We previously reported medicinal chemistry efforts that identified MK-5204, an orally efficacious β-1,3-glucan synthesis inhibitor derived from the natural product enfumafungin. Further extensive optimization of the C2 triazole substituent identified 4-pyridyl as the preferred replacement for the carboxamide of MK-5204, leading to improvements in antifungal activity in the presence of serum, and increased oral exposure. Reoptimizing the aminoether at C3 in the presence of this newly discovered C2 substituent, confirmed that the (R) t-butyl, methyl aminoether of MK-5204 provided the best balance of these two key parameters, culminating in the discovery of ibrexafungerp, which is currently in phase III clinical trials. Ibrexafungerp displayed significantly improved oral efficacy in murine infection models, making it a superior candidate for clinical development as an oral treatment for Candida and Aspergillus infections.

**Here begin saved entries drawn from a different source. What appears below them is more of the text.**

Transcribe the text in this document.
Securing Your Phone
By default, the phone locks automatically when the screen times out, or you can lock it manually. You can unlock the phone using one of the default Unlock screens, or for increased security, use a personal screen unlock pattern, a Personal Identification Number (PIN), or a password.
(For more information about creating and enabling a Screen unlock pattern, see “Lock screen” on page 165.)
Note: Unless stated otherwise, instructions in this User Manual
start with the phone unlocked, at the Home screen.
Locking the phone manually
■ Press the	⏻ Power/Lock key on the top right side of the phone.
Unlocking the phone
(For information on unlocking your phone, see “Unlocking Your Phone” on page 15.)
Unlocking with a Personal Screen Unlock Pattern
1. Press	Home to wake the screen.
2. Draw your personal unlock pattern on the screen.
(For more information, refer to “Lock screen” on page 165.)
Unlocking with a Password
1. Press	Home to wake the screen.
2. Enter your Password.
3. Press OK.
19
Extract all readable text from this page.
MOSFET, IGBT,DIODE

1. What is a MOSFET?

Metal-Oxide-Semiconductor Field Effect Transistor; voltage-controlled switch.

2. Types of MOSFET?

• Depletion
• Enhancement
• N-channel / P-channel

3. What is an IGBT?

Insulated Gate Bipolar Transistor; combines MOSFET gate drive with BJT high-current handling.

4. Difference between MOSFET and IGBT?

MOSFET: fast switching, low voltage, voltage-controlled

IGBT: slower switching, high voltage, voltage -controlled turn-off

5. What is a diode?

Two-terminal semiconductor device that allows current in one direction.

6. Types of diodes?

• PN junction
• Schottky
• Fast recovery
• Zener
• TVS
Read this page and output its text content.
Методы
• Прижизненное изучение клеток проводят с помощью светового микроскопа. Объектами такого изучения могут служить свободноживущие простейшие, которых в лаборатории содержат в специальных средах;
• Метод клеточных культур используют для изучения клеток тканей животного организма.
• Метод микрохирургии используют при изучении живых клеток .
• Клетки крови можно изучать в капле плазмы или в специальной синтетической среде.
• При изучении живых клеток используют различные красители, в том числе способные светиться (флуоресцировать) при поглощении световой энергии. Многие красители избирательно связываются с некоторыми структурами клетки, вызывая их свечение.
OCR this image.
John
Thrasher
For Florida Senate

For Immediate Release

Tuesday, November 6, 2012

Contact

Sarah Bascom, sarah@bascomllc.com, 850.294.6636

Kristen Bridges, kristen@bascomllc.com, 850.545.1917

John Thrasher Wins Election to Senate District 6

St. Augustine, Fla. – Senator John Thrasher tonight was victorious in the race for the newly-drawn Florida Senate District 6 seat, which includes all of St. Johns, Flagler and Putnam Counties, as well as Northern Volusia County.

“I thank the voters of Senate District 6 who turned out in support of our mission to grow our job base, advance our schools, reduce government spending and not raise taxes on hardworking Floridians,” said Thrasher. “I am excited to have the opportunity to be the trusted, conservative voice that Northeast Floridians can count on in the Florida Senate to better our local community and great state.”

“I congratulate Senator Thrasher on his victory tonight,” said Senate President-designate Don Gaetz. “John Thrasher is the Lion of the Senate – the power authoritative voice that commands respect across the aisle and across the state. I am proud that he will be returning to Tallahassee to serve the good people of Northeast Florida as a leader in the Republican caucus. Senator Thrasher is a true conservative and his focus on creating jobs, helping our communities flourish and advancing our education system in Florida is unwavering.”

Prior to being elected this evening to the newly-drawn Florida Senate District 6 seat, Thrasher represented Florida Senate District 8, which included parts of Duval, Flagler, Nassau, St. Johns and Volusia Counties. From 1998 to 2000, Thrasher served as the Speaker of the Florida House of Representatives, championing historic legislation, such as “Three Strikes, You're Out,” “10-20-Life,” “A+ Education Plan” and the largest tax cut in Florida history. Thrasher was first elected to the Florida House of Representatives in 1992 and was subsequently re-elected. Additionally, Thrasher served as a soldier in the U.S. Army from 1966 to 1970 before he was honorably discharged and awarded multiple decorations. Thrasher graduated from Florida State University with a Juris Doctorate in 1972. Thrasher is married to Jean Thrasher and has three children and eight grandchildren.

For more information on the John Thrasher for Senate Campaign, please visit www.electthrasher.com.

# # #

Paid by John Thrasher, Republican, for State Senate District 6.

我们之前报道了确定 MK-5204 的药物化学工作，MK-5204 是一种口服有效的 β-1,3-葡聚糖合成抑制剂，来源于天然产物恩夫马芬净。C2 三唑取代基的进一步优化确定 4-吡啶基是 MK-5204 甲酰胺的首选替代品，导致在血清存在下的抗真菌活性提高，并增加口服暴露。在这个新发现的 C2 取代基的存在下重新优化 C3 处的氨基醚，证实（R) MK-5204 的叔丁基甲基氨基醚提供了这两个关键参数的最佳平衡，最终发现了 ibrexafungerp，目前正处于 III 期临床试验。Ibrexafungerp 在小鼠感染模型中显示出显着改善的口服功效，使其成为临床开发的优秀候选药物，作为念珠菌和曲霉菌感染的口服治疗药物。